Opperman Roza C M, Bosch Sofie, Nazmi Kamran, Bikker Floris J, Brand Henk S, Jimenez Connie R, de Meij Tim G J, Dekker Evelien, de Boer Nanne K H, Kaman Wendy E
Department of Gastroenterology and Hepatology, Amsterdam UMC, Vrije Universiteit Amsterdam, 1081 HV Amsterdam, The Netherlands.
Amsterdam Gastroenterology Endocrinology Metabolism (AGEM) Research Institute, 1081 HV Amsterdam, The Netherlands.
Anal Chem. 2024 Dec 24;96(51):20239-20246. doi: 10.1021/acs.analchem.4c04586. Epub 2024 Dec 12.
identification and removal of advanced adenomas (AA) reduce colorectal cancer (CRC) incidence and potentially mortality. CRC screening often uses fecal immunochemical testing to select high-risk individuals for colonoscopy, despite its low sensitivity for AA and relatively high false-positivity rate. Previous studies have linked proteases to CRC development through their ability to facilitate angiogenesis and immunoregulation. This study aims to identify colorectal neoplasia-associated proteases and their substrates as a potential noninvasive screening test, introducing an innovative application of fecal protease profiling, which has previously been limited to tissue samples.
eighteen fluorogenic substrates were designed based on literature. Proteolytic degradation of these substrates was measured in fecal samples of patients with CRC ( = 12), AA ( = 9), nonadvanced adenomas ( = 10), and controls ( = 14). Substrate degradation was correlated to a matched human proteome data set, and underlying proteases were identified based on their recognition patterns. Experiments with protease inhibitors and ZnCl were performed to further characterize the involved proteases.
in total, 7 of the 18 substrates tested showed a significantly decreased proteolytic degradation in feces from patients with any colorectal neoplasia compared to the control group. The l-aspartic acid-l-glutamic acid substrate (ED) showed significantly decreased degradation in AA and CRC patients. ED degradation significantly decreased with the addition of ZnCl and the cysteine protease inhibitor NEM.
we successfully developed colorectal neoplasia-specific fluorogenic substrates, highlighting the ED substrate as a potential substrate for the detection of AA and CRC. Although the responsible proteases require further identification, our results suggest an association with calcium-dependent cysteine proteases.
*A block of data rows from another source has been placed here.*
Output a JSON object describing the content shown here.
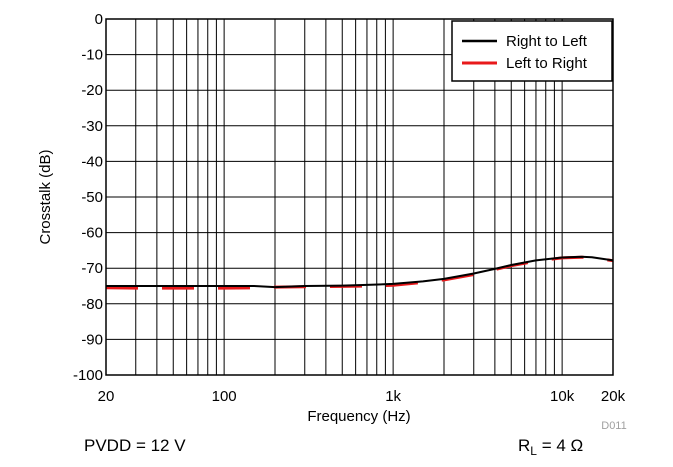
{
  "chart_data": {
    "type": "line",
    "xscale": "log",
    "xlim": [
      20,
      20000
    ],
    "ylim": [
      -100,
      0
    ],
    "xlabel": "Frequency (Hz)",
    "ylabel": "Crosstalk (dB)",
    "x_tick_labels": [
      {
        "value": 20,
        "label": "20"
      },
      {
        "value": 100,
        "label": "100"
      },
      {
        "value": 1000,
        "label": "1k"
      },
      {
        "value": 10000,
        "label": "10k"
      },
      {
        "value": 20000,
        "label": "20k"
      }
    ],
    "y_ticks": [
      0,
      -10,
      -20,
      -30,
      -40,
      -50,
      -60,
      -70,
      -80,
      -90,
      -100
    ],
    "grid": true,
    "legend_position": "top-right",
    "series": [
      {
        "name": "Right to Left",
        "color": "#000000",
        "style": "solid",
        "x": [
          20,
          30,
          50,
          100,
          150,
          200,
          300,
          500,
          700,
          1000,
          1500,
          2000,
          3000,
          4000,
          5000,
          7000,
          10000,
          13000,
          15000,
          20000
        ],
        "y": [
          -75,
          -75,
          -75,
          -75,
          -75,
          -75.3,
          -75,
          -74.9,
          -74.7,
          -74.4,
          -73.7,
          -73,
          -71.5,
          -70.2,
          -69.1,
          -67.8,
          -67,
          -66.8,
          -66.9,
          -67.8
        ]
      },
      {
        "name": "Left to Right",
        "color": "#e8191b",
        "style": "dashed",
        "x": [
          20,
          30,
          50,
          100,
          150,
          200,
          300,
          500,
          700,
          1000,
          1500,
          2000,
          3000,
          4000,
          5000,
          7000,
          10000,
          13000,
          15000,
          20000
        ],
        "y": [
          -75.5,
          -75.6,
          -75.6,
          -75.6,
          -75.5,
          -75.3,
          -75.2,
          -75.1,
          -75,
          -74.8,
          -74,
          -73.3,
          -71.8,
          -70.4,
          -69.3,
          -68,
          -67.1,
          -66.9,
          -67,
          -67.9
        ]
      }
    ]
  },
  "annotations": {
    "code": "D011",
    "left_note": "PVDD = 12 V",
    "right_note_main": "R",
    "right_note_sub": "L",
    "right_note_tail": " = 4 Ω"
  }
}
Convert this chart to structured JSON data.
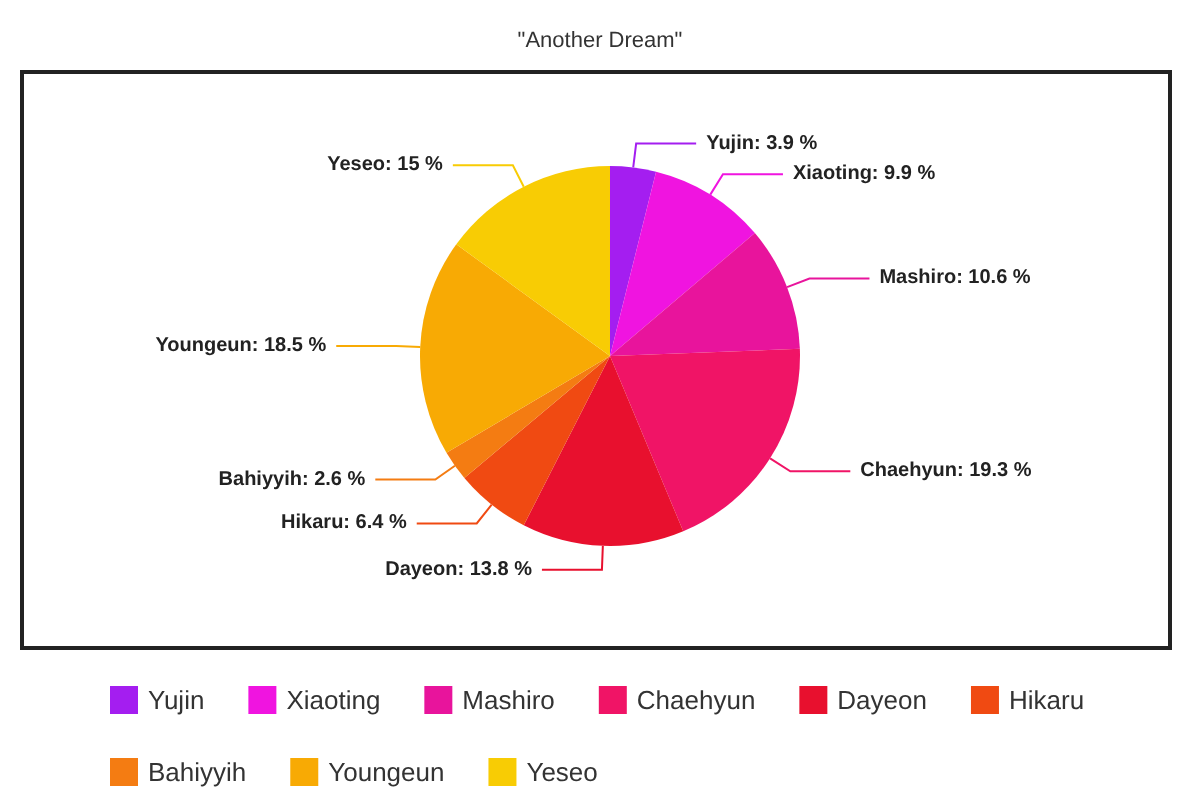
{
  "chart_data": {
    "type": "pie",
    "title": "\"Another Dream\"",
    "categories": [
      "Yujin",
      "Xiaoting",
      "Mashiro",
      "Chaehyun",
      "Dayeon",
      "Hikaru",
      "Bahiyyih",
      "Youngeun",
      "Yeseo"
    ],
    "values": [
      3.9,
      9.9,
      10.6,
      19.3,
      13.8,
      6.4,
      2.6,
      18.5,
      15
    ],
    "value_labels": [
      "Yujin: 3.9 %",
      "Xiaoting: 9.9 %",
      "Mashiro: 10.6 %",
      "Chaehyun: 19.3 %",
      "Dayeon: 13.8 %",
      "Hikaru: 6.4 %",
      "Bahiyyih: 2.6 %",
      "Youngeun: 18.5 %",
      "Yeseo: 15 %"
    ],
    "colors": [
      "#a41ef0",
      "#f014e0",
      "#e8149c",
      "#f01466",
      "#e8102e",
      "#f04a12",
      "#f47c12",
      "#f8aa04",
      "#f8cc04"
    ],
    "legend": "bottom"
  }
}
识别并切除进展期腺瘤(AA)可降低结直肠癌(CRC)的发病率,并有可能降低死亡率。CRC筛查通常使用粪便免疫化学检测来选择结肠镜检查的高危个体,尽管其对AA的敏感性较低且假阳性率相对较高。先前的研究已将蛋白酶与CRC的发展联系起来,因为它们具有促进血管生成和免疫调节的能力。本研究旨在识别与结直肠肿瘤相关的蛋白酶及其底物,作为一种潜在的非侵入性筛查测试,引入粪便蛋白酶谱分析的创新应用,该方法此前仅限于组织样本。
根据文献设计了18种荧光底物。在CRC患者(n = 12)、AA患者(n = 9)、非进展期腺瘤患者(n = 10)和对照组(n = 14)的粪便样本中测量这些底物的蛋白水解降解。底物降解与匹配的人类蛋白质组数据集相关,并根据其识别模式鉴定潜在的蛋白酶。进行了蛋白酶抑制剂和ZnCl₂的实验,以进一步表征所涉及的蛋白酶。
总共,与对照组相比,在任何结直肠肿瘤患者的粪便中,测试的18种底物中有7种显示出蛋白水解降解显著降低。L-天冬氨酸-L-谷氨酸底物(ED)在AA和CRC患者中显示出降解显著降低。添加ZnCl₂和半胱氨酸蛋白酶抑制剂NEM后,ED降解显著降低。
我们成功开发了结直肠肿瘤特异性荧光底物,突出了ED底物作为检测AA和CRC的潜在底物。尽管负责的蛋白酶需要进一步鉴定,但我们的结果表明与钙依赖性半胱氨酸蛋白酶有关。